Uduk, who spoke in Abuja, yesterday at a press briefing on the forthcoming international conference on Nigeria’s commodities market, stressed that the capital market has the capacity to unlock better access to credit and finance for the sector through innovative financing structures and products.

Uduk said: “It is necessary, first, to recognise and applaud the federal government’s actions in diversifying the Nigerian economy and moving us away from an overreliance on one commodity.

“Agriculture remains an important part of that plan holding the potential of delivering on the country’s food security needs, providing jobs and increasing our foreign exchange earnings. Despite this potential of the sector to deliver on these important metrics, credit to the sector has remained less than five per cent of bank lending for the past 10 years severely hampering its development.”

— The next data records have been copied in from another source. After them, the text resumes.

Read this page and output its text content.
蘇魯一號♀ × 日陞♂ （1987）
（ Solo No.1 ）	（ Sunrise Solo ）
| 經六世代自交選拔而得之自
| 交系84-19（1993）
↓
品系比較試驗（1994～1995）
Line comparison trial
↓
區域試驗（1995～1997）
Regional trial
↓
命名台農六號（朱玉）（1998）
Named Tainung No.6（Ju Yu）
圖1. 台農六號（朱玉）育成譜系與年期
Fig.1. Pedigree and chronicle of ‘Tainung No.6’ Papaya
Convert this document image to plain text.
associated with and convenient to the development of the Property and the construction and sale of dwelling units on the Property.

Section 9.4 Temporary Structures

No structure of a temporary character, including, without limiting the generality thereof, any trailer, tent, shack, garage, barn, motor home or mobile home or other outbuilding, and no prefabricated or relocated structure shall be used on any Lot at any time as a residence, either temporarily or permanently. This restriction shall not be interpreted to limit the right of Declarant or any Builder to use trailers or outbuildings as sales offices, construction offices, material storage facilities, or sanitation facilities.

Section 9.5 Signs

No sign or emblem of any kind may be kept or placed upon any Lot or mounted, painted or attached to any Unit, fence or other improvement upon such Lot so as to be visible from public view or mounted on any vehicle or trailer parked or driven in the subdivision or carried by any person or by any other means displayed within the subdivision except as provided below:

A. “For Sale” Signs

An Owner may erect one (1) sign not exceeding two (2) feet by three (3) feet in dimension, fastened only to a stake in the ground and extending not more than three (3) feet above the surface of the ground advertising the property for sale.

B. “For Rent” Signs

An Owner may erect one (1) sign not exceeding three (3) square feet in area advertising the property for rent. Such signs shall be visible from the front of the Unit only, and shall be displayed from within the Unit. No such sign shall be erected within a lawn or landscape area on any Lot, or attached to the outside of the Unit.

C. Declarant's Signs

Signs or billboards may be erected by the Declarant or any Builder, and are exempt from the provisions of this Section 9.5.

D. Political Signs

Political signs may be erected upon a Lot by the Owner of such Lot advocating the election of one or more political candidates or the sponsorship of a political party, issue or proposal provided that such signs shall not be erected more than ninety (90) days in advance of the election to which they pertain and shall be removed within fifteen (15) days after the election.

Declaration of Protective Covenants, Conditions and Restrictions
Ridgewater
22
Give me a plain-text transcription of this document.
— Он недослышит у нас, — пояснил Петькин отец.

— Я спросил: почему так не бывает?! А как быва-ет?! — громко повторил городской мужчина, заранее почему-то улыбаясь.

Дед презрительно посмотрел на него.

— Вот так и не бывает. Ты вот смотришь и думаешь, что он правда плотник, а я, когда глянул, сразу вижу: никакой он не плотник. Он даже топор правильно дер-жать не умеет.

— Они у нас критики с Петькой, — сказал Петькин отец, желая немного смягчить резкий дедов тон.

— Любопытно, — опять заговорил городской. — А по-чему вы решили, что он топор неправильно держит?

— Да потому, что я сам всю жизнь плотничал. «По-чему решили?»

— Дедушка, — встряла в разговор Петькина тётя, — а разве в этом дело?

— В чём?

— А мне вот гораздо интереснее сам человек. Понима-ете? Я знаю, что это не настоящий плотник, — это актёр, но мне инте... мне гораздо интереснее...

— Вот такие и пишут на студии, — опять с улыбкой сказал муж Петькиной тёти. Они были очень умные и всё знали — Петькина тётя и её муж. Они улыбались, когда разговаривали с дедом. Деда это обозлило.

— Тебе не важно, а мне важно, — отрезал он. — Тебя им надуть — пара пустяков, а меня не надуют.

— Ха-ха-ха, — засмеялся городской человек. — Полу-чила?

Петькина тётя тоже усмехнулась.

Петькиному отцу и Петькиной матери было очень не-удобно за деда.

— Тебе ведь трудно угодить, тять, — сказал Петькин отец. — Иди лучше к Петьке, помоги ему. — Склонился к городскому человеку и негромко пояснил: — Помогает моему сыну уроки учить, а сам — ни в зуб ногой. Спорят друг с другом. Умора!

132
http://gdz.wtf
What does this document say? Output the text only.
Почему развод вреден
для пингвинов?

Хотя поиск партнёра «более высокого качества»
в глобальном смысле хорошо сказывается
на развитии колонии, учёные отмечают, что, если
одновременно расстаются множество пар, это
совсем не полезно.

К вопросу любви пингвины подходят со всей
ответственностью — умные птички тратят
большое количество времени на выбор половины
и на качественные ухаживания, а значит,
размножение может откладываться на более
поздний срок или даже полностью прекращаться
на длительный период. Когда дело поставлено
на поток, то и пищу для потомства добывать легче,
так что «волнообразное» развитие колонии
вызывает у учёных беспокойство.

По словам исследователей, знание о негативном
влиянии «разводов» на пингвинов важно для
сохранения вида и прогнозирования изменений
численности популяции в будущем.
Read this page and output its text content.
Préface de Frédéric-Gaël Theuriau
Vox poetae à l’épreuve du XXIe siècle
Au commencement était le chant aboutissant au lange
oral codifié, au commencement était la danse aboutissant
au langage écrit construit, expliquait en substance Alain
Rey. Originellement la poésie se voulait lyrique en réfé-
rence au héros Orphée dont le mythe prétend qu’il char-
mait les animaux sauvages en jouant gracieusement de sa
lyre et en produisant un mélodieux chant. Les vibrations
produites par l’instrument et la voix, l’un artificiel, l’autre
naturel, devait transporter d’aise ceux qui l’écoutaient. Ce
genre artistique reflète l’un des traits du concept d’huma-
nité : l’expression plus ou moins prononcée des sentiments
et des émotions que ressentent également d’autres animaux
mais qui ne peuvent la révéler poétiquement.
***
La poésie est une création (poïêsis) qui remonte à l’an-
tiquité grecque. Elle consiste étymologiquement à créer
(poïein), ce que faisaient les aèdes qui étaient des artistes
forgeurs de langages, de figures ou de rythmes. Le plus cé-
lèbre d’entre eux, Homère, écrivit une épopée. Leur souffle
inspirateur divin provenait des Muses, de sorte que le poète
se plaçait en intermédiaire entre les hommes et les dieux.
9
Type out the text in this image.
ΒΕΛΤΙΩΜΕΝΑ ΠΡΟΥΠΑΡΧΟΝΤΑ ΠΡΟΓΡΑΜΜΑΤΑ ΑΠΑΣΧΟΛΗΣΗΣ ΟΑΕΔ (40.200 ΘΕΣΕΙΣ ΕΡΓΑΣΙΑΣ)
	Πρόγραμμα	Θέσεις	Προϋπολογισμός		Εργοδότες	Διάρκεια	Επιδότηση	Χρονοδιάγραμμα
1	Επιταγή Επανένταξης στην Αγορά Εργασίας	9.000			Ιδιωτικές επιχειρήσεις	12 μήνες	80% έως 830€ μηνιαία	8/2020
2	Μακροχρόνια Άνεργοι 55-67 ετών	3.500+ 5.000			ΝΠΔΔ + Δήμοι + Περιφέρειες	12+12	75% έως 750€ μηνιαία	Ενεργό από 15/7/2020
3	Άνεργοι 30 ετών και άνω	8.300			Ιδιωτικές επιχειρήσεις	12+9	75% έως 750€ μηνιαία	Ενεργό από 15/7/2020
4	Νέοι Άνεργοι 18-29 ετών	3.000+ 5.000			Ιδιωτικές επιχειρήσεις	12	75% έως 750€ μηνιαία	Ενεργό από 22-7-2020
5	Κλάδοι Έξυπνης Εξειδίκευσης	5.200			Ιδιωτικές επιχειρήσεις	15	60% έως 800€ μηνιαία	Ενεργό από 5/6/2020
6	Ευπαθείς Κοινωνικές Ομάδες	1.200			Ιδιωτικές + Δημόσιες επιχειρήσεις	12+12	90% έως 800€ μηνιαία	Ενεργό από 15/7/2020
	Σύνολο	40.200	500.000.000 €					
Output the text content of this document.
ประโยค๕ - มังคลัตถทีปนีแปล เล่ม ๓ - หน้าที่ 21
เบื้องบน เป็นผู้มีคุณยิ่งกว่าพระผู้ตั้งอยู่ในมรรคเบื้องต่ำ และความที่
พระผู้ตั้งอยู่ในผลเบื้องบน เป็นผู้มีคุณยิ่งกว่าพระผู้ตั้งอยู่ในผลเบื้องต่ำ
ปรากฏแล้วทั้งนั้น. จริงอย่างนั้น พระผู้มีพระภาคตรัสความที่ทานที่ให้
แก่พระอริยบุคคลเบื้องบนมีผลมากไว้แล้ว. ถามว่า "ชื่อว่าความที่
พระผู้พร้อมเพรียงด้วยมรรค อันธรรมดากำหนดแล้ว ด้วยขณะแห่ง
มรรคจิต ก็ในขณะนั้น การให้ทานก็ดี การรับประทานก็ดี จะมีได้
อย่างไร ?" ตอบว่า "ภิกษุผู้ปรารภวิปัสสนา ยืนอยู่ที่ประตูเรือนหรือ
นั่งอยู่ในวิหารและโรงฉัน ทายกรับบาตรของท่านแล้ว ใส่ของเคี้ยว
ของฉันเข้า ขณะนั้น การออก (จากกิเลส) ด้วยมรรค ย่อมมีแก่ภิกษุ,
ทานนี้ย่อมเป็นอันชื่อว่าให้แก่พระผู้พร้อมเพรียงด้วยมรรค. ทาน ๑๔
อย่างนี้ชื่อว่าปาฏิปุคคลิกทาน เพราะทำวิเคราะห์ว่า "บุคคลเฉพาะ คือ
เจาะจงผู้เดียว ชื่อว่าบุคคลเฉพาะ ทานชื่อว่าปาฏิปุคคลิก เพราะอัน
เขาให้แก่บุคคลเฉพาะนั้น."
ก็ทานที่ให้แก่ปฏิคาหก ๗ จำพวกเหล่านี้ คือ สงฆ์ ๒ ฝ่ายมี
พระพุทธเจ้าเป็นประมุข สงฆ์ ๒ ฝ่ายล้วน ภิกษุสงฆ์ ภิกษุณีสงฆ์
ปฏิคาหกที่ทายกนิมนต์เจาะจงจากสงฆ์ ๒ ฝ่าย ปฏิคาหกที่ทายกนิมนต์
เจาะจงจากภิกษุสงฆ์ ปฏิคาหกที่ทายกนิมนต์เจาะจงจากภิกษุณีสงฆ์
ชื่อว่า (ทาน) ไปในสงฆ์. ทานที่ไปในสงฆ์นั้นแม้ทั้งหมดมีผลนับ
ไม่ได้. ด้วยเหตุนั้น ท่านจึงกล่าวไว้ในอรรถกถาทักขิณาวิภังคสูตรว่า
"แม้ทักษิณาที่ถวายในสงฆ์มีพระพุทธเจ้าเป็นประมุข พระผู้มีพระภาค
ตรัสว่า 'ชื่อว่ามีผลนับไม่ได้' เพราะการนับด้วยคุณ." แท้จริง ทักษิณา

Noting that the capital market has the capacity to unlock better access to credit and finance for the sector through innovative financing structures and products, she observed that this is also true for Nigeria’s abundant minerals, especially the solid ones.

Many of these minerals, she noted, are presently dug up on a subsistence basis and sold in markets around the world in disorderly fashion.

Uduka stated: “It is high time we created a market where they would be traded in an orderly manner, to the benefit of the Nigerian economy. A structured market for commodities will provide a fairer playing field for local market participants, while providing the required infrastructure for the international market to be exposed to Nigerian commodities.

“It will also provide price discovery to market participants – producers and consumers alike – leading to efficiency and better decision making.”

According to her, the three existing commodities exchanges in Nigeria backed by robust public participation from key stakeholders notably financiers, donors, public stakeholders’/ government officials, and international commodity exchanges as well as the larger Nigerian retail investment community can unlock a vast amount of capital in the short to medium term.

These important points and benefits, she stressed, have dictated the Commissions’ decision to host the International Conference on the Nigerian Commodities Market 2020 with the theme “Commodities Trading Ecosystem: Key to diversifying the Nigerian Economy.”